The uses are obvious. Operators can use the information to benchmark themselves against their competitors. Media and content partners can see which are the best platforms and channels to give their product maximum exposure.
As M:Metrics was established by people with a background in media monitoring and measurement, as well as mobile, and is part-funded by and giant advertising company, you can see where this is going. As content grows and mobile advertising becomes a reality, the need for a reliable monitoring tool tracking investment will be palpable.
Of course, the potential downside is that M:Metrics' information is unreliable or unrepresentative. The samples could be wrong, people could lie in their surveys, the results could give a false impression of actual market activity.
But managing director Herve Le Jouan said that the company would soon be found out if that were the case. An operator would quickly be able to see if its own projected numbers were wrong, he argued, and so would lose trust in all the other stats. But if an operator looks at user numbers for a service and it tallies with its own records, then trust is established.

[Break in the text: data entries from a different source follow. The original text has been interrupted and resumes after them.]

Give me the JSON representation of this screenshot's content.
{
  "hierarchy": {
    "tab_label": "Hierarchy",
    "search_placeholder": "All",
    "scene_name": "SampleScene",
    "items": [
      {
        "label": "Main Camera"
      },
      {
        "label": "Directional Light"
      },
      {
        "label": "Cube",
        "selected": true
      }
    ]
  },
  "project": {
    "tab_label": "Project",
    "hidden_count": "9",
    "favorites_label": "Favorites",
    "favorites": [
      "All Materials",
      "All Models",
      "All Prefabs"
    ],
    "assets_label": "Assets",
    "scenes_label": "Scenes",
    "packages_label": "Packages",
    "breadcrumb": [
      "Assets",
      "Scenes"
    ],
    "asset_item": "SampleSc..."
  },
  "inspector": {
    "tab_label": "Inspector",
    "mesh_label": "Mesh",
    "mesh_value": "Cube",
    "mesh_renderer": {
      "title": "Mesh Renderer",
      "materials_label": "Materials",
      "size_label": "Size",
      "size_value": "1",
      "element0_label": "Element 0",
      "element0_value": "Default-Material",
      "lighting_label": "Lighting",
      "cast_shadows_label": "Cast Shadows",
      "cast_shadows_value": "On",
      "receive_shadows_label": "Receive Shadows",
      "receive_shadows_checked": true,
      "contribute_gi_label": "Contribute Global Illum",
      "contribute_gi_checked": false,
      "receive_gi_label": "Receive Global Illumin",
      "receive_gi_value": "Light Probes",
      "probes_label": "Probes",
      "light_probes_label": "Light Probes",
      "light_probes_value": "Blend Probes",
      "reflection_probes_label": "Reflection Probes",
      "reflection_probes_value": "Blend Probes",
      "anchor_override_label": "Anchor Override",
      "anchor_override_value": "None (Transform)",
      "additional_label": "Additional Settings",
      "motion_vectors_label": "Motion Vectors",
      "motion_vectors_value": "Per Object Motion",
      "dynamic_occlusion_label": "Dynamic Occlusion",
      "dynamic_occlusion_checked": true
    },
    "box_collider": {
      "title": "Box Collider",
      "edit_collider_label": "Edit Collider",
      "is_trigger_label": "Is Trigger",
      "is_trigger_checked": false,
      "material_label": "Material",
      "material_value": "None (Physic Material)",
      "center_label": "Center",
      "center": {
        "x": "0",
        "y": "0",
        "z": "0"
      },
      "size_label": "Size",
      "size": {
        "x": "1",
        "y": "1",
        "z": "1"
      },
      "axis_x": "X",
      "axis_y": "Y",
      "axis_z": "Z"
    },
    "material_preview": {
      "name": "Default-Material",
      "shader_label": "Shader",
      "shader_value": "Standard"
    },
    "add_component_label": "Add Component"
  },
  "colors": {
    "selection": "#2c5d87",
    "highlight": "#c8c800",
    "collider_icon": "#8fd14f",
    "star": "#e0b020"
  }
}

In the US, the company has had to change just three metrics in its time in operation, he claimed. In one instance, online companies providing mobile IM services thought M:Metrics' projections were high, compared to their own experiences. The company was able to change its questioning to eradicate false positives, where people were claiming erroneously to have used mobile IM.
At the moment the service has 50 subscribers in the US, where $75,000 gets you three users, with one being a designated power user able to request additional detailed reports and information.
In Europe, with a larger area to survey and sample, the cost will be nearer $120,000 for three seats, Le Jouan said.